The following is a slightly modified/simplified example from the OGC API Maps draft. The input is provided in path and query parameters.

  '/collections/{collectionId}/map/{styleId}':
    get:
      summary: fetch a map from a collection
      parameters:
        - $ref: '#/components/parameters/collectionId'
        - $ref: '#/components/parameters/styleId'
        - $ref: '#/components/parameters/bbox'
        - $ref: '#/components/parameters/datetime'
        - $ref: '#/components/parameters/width'
        - $ref: '#/components/parameters/height'
        - $ref: '#/components/parameters/transparent'
        - $ref: '#/components/parameters/bgcolor'
      responses:
        '200':
          content:
            image/jpeg:
              schema:
                type: string
                format: binary
            image/png:
              schema:
                type: string
                format: binary
            image/svg+xml:
              schema:
                type: string

Describing the input to a process

The examples use JSON Schema to describe the inputs and outputs. With OpenAPI 3.1, the OpenAPI specification will support the latest JSON Schema draft 2019-09.

JSON Schema is now also a pretty complex specification supporting a lot of edge cases. Requiring the capability to parse all kinds of JSON schemas would put a heavy bar on generic processing clients. This could be avoided by specifying a conformance class that defines a JSON Schema profile that is easier to parse. This is similar to the approach in levels 0 and 1 of the GML Simple Feature profile. The current process description schemas could be a starting point to determine the scope of such a conformance class.

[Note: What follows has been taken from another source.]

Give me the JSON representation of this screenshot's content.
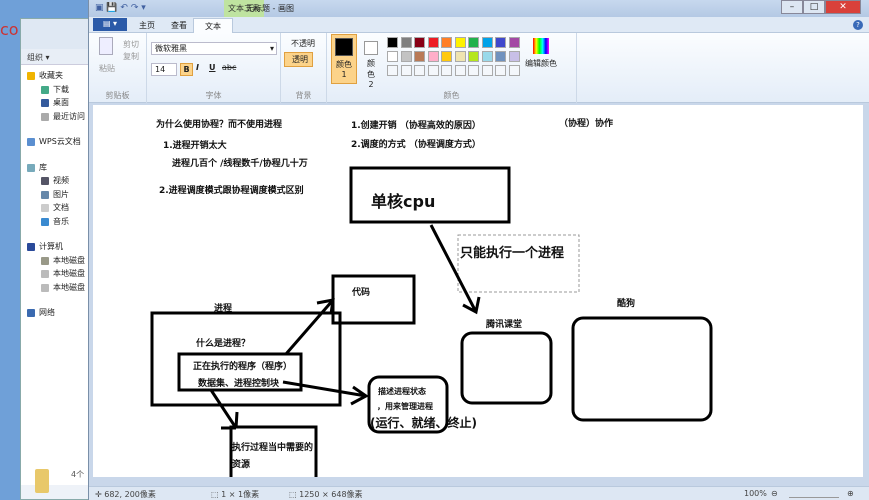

That is, existing WPS implementations would be well suited as backends to such OGC API resources - enabling the rapid development of processing resources that follow the OGC API guidance.

Conformance declaration

To support clients aware of the processing concepts we could extend the conformance declaration to explicitly declare the jobs resources supported by an API. Here is an example for discussion how this could look like:

{
  "conformsTo": [
    "http://www.opengis.net/spec/ogcapi-processes-1/1.0/conf/core",
    "http://www.opengis.net/spec/ogcapi-processes-1/1.0/conf/input-json-schema-simple",
    "http://www.opengis.net/spec/ogcapi-processes-1/1.0/conf/oas31",
    "..."
  ],
  "http://www.opengis.net/spec/ogcapi-processes-1/1.0/conf/core": {
    "jobs": [
        {
            "path": "/routes",
            "patterns": [ "sync-post", "async-post-webhook" ]
        },
        {
            "path": "/collections/{collectionId}/maps/{styleId}",
            "patterns": [ "sync-get" ]
        }
    ]
  }
}

We could also add other aspects like the input/output schemas, but for now this has not been done as it duplicates information from the API definition.

Known open issues

  • The description above assumes that the status of an asynchronous processing job is reflected in the result resource. This is how it was done in the Open Routing API Pilot, but this may not be practical in other cases. On option could be to support a status resource with information about the progress, e.g., at /route/{routeId}/status, and accessing an unfinished or unsuccessful job could re-direct to that resource.
  • To support more complex notification mechanisms something else than webhooks will be required. For example, using AsyncAPI or maybe MQTT directly.
  • Another aspect that is currently outside of the scope of standard Web APIs described by OpenAPI are the use of WebSockets or HTTP/2.

Re: Known open issues ... we could use a hypermedia control rel="monitor" to monitor the status of a resource. This could be in the header or in a response body.

A lot has happened since this issue was created. We will close it. Please check the current spec and feel free to create new specific issues.